Over the objections of nearly everyone who testified on the ordinance Tuesday, the Kenai Peninsula Borough Assembly voted 5-4 in favor of a fall ballot measure asking voter approval of a bed tax on hotel, motel and bed-and-breakfast accommodations within the borough.
Assembly member Paul Fischer of Kasilof, who voted against the measure, called for a reconsideration vote at the June 7 meeting. Barring a change of heart by one or more members, however, it appears the final decision on whether the "transient accommodations tax" will become law now rests with voters who will see the proposition on the Oct. 4 municipal ballot.
Opponents of the tax, including many in the tourism industry, have expressed concern that while tourism industry members would by and large be inclined to vote no, the broader electorate, with little to lose, would vote in favor of setting a tax on accommodations.
Several amendments ap-proved Tuesday gave the controversial bed-tax proposal its final appearance.
As written now, Ordinance 2005-05, if approved by voters, would allow the assembly to impose up to as much as a 4-percent tax on accommodations boroughwide. How big a percentage actually was set would depend on the projected needs when annual budgets are written in the spring.
A city within the borough that also imposes its own bed tax would be allowed to keep up to half the borough tax revenue collected in the city.
The ordinance also establishes a Room Tax Fund into which would go at least 25 percent of the transient tax revenue stream collected in the prior year to be used to pay for tourism marketing efforts.
The balance of the revenues generated by the bed tax program would be available to support general government operations.
According to figures provided by the borough Finance Department, a 4-percent bed tax would be expected to net a little more than $903,000 a year from approximately 500 bed-tax accounts.
Administering the program could be expected to require the equivalent of a half-time person. Also, the borough currently lacks the appropriate software to administer a bed tax. The administration is researching a solution.

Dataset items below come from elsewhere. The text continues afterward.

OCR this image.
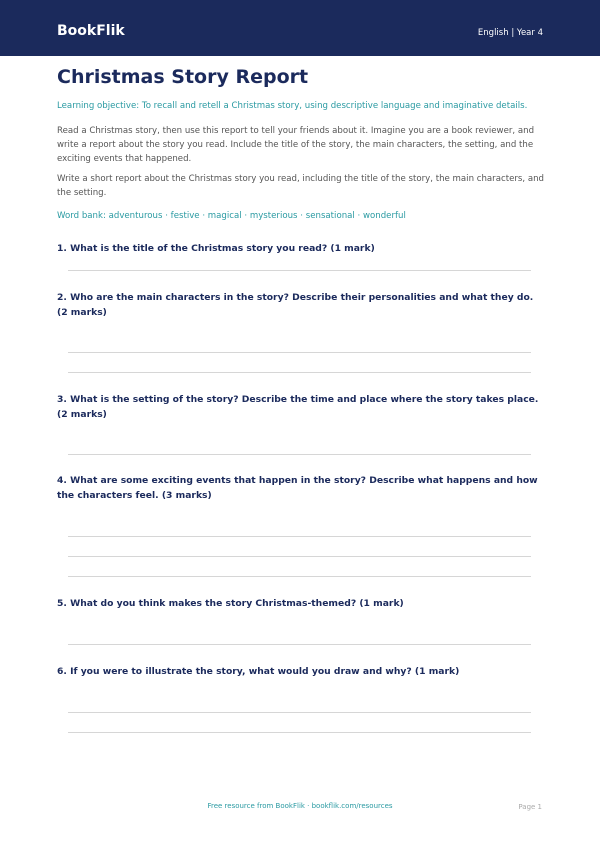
BookFlik	English | Year 4
Christmas Story Report
Learning objective: To recall and retell a Christmas story, using descriptive language and imaginative details.
Read a Christmas story, then use this report to tell your friends about it. Imagine you are a book reviewer, and write a report about the story you read. Include the title of the story, the main characters, the setting, and the exciting events that happened.
Write a short report about the Christmas story you read, including the title of the story, the main characters, and the setting.
Word bank: adventurous · festive · magical · mysterious · sensational · wonderful
1. What is the title of the Christmas story you read? (1 mark)
2. Who are the main characters in the story? Describe their personalities and what they do. (2 marks)
3. What is the setting of the story? Describe the time and place where the story takes place. (2 marks)
4. What are some exciting events that happen in the story? Describe what happens and how the characters feel. (3 marks)
5. What do you think makes the story Christmas-themed? (1 mark)
6. If you were to illustrate the story, what would you draw and why? (1 mark)
Free resource from BookFlik · bookflik.com/resources	Page 1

Lengthy testimony by a parade of tourism industry business owners was almost universally opposed to a bed tax at any level. Gerald Scholand's comments were typical.
"It's time, I think, to put this bed tax to bed permanently," the East End Road resident said.
The tax could hurt the growing tourism industry, he said.
"It may be our only renewable industry," he added. "It is self-perpetuating and can be grown and does not exhaust our resources."
He urged the assembly to not penalize tourists who come here and spend money. He said the bed tax was "prejudicial to a small segment of the tourism industry."
A few speakers said they might support a bed tax if the revenues went to market the industry. Others said the assembly should be considering a seasonal tax.
Homer hotelier Jon Faulkner said the bed tax was "a bad idea" and that it was "divisive and unfair."
Faulkner, owner of Kenai Landing in Kenai, Land's End Resort in Homer and the Van Gilder Hotel in Seward said he is arguably in charge of marketing more peninsula hotel space than anyone else in the business.
"If I'm convinced it hurts my business, I would think you'd listen," he told the assembly. "It's an industry I've been in for 25 years and have helped build significantly."
He told assembly members Chris Moss of Homer and Millie Martin of Diamond Ridge he has heard from no one in those districts who supports the proposal. Both Moss and Martin have said there are constituents who want to vote on a bed tax.
Faulkner said the easy way out for the assembly would be to send it for a vote.
"But it wouldn't be the responsible thing," he said.
Following public comment, the assembly took up the debate over the tax. Fischer said he would oppose the ordinance, arguing the tax was a form of sales tax and the borough was moving away from its traditional use of the sales tax as a revenue generator.
Assembly President Gary Superman of Nikiski called the ordinance "highly problematic" and said the "sales pitch" that some funds would go to tourism marketing "doesn't settle well in my mind." Like Fischer, Superman said the borough needed to stay with its "traditional taxation methods." The ordinance, he said, was not necessary at this point in time.
Martin said aspects of the proposed ordinance continued to make her uncomfortable, even after being amended.
Assembly member Ron Long of Seward said there had been a lot of testimony arguing that if a bed tax is imposed, tourists will stop coming. He said Seward, which has had a bed tax since the mid-1990s, has experiences no such diminution of visitors as a result. In fact, he said, tourism has grown.
"(The tax) hasn't really been a factor in people's buying decision," he said.
Long was joined by the measure's sponsor, Betty Glick of Kenai, Moss, Dan Chay of Kenai and Pete Sprague of Soldotna in voting to send the proposition to the ballot. Fischer, Martin, Superman and Grace Merkes of Sterling voted against it.
Fischer's call for reconsideration will require a majority of the assembly to bring the ordinance back to the floor. He will have to find one of the supporters willing to change his or her mind.